Okay, so my new favorite person on the planet is this woman who fell on the Picasso. Read the article -- but just in case you're too lazy to do that, this woman in NYC was taking an art class at the Met, and somehow, she managed to topple onto a Picasso original, creating a six-inch tear in the canvas. She's not liable for the millions in damage she caused, and the museum is repairing the tear as we speak. But... I mean... Can you imagine???
I can. And this is why I love this woman. This is I why I want to take her out for drinks and create a character based on her, and why I can't stop laughing whenever I think about this story. She was taking an art class and fell on a Picasso!! This makes her, without question, an enormous spaz. And I laugh because... uh... so am I.

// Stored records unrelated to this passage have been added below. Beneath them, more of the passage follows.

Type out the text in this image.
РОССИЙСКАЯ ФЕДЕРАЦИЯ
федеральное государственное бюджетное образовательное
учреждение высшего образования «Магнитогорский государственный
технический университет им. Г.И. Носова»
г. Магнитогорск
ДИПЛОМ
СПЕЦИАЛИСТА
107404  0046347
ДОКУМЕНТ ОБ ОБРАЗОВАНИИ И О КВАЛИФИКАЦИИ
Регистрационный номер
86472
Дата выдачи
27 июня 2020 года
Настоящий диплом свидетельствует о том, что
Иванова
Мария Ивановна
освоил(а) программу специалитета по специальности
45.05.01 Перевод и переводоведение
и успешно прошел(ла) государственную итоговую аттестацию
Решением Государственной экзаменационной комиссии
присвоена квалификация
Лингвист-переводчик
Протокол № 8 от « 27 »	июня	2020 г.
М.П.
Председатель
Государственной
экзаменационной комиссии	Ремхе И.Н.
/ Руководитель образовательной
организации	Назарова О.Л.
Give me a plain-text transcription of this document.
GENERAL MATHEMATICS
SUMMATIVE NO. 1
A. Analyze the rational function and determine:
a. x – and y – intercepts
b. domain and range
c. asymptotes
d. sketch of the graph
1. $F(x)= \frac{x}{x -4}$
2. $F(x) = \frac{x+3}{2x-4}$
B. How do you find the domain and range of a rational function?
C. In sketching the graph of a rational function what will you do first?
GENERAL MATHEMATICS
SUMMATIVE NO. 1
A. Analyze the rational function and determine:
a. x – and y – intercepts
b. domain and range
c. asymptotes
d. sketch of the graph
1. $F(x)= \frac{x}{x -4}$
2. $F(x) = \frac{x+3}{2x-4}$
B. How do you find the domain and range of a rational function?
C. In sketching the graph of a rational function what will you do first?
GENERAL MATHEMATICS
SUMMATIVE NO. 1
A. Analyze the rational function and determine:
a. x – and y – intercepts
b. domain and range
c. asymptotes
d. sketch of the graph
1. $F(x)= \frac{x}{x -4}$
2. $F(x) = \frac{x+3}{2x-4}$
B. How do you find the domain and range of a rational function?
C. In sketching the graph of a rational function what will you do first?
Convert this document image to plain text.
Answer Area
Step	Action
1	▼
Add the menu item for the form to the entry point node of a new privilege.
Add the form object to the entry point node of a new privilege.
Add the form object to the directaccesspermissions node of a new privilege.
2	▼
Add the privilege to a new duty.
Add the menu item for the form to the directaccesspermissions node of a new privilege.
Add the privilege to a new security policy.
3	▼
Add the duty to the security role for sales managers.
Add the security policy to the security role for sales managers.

As longtime readers of this blog may remember, I spilled wine all over a big-deal Dutton editor at my very first Bouchercon, but my spazzitude goes beyond that. When we were living in Mexico, my husband and I were at a party on a mountaintop -- a pretty fancy affair, with a very expensive high-powered telescope set up to view the planets. It was set up so you could see Saturn though it perfectly, and when it came my turn to look through, I knocked into the thing, and it took them a good hour to reposition it. On a less destructive, but no-less spaztastic level, I'm continuously tripping, falling, spilling drinks, knocking things over. And while I've indeed been a Sean Doolittle drink-spillage and college girl-vomit target myself, I can only view it as some kind of karmic payback.
But... and this is a big but... I have never, in my entire life, fallen atop a priceless work of art and put a rip in it the size of a beer can. For this, I say, Thank you woman in the Met. You make me feel like a more graceful human being.
What's the spazziest thing you've ever done?